Arcadia Lake is a reservoir in Central Oklahoma County, Oklahoma, United States. The lake is located northeast of Oklahoma City in eastern Edmond, just east of Interstate 35.

The lake has a surface area of 1,820 acres (7 km²) and has about 26 miles (42 km) of shoreline.

==History==
The lake was created in 1984 by an earthen dam on the Deep Fork River begun in . This lake was constructed as a cooperative effort between the City of Edmond and the United States Army Corps of Engineers. It was created to control floods in the Deep Fork River Basin, supply water to the city of Edmond, Oklahoma, and provide recreational resources to the surrounding communities.

==Recreation==
Recreational opportunities at Arcadia Lake include fishing, boating, camping, mountain biking, hiking, disc golf and equestrian trails.

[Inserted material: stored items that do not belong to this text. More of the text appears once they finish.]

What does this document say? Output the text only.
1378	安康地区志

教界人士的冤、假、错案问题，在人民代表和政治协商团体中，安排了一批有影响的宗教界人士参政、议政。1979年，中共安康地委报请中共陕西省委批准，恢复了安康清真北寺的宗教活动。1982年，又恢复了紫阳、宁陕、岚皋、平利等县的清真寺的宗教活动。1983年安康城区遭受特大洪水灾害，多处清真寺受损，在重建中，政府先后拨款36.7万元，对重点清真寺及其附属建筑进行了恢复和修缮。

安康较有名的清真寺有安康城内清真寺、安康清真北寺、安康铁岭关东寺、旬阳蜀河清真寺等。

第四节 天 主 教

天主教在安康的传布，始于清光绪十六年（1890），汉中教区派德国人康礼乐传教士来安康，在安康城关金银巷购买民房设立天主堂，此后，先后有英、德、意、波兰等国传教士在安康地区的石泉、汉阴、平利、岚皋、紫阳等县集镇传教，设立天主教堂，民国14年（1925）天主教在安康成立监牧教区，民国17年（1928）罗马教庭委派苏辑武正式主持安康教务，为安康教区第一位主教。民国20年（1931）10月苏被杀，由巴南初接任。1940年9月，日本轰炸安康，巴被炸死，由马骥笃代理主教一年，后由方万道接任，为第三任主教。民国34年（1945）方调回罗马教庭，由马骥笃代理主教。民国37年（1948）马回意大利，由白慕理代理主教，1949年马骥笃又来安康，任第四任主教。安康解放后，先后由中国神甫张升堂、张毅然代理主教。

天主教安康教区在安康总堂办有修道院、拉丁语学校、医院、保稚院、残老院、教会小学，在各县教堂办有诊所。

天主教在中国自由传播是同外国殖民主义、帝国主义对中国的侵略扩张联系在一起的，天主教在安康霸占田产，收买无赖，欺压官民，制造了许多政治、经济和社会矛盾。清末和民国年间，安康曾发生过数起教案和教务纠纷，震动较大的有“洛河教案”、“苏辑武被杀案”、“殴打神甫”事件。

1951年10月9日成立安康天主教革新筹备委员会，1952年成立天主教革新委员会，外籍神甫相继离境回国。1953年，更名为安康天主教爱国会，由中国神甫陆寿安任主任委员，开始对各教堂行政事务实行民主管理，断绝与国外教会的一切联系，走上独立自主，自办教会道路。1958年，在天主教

Waterskiing and jet skiing are both allowed in designated areas. Horse rentals are not available, so visitors must bring their own mounts. Facilities include picnic areas, a Frisbee golf course, pavilions, boat ramps, designated swim beaches and an enclosed and heated fishing dock that is handicapped accessible. Arcadia Lake also has RV campsites with full hook-ups and primitive tent campsites. Parks around the lake include Scissortail Park, Spring Creek Park, Central State Park and Edmond Park.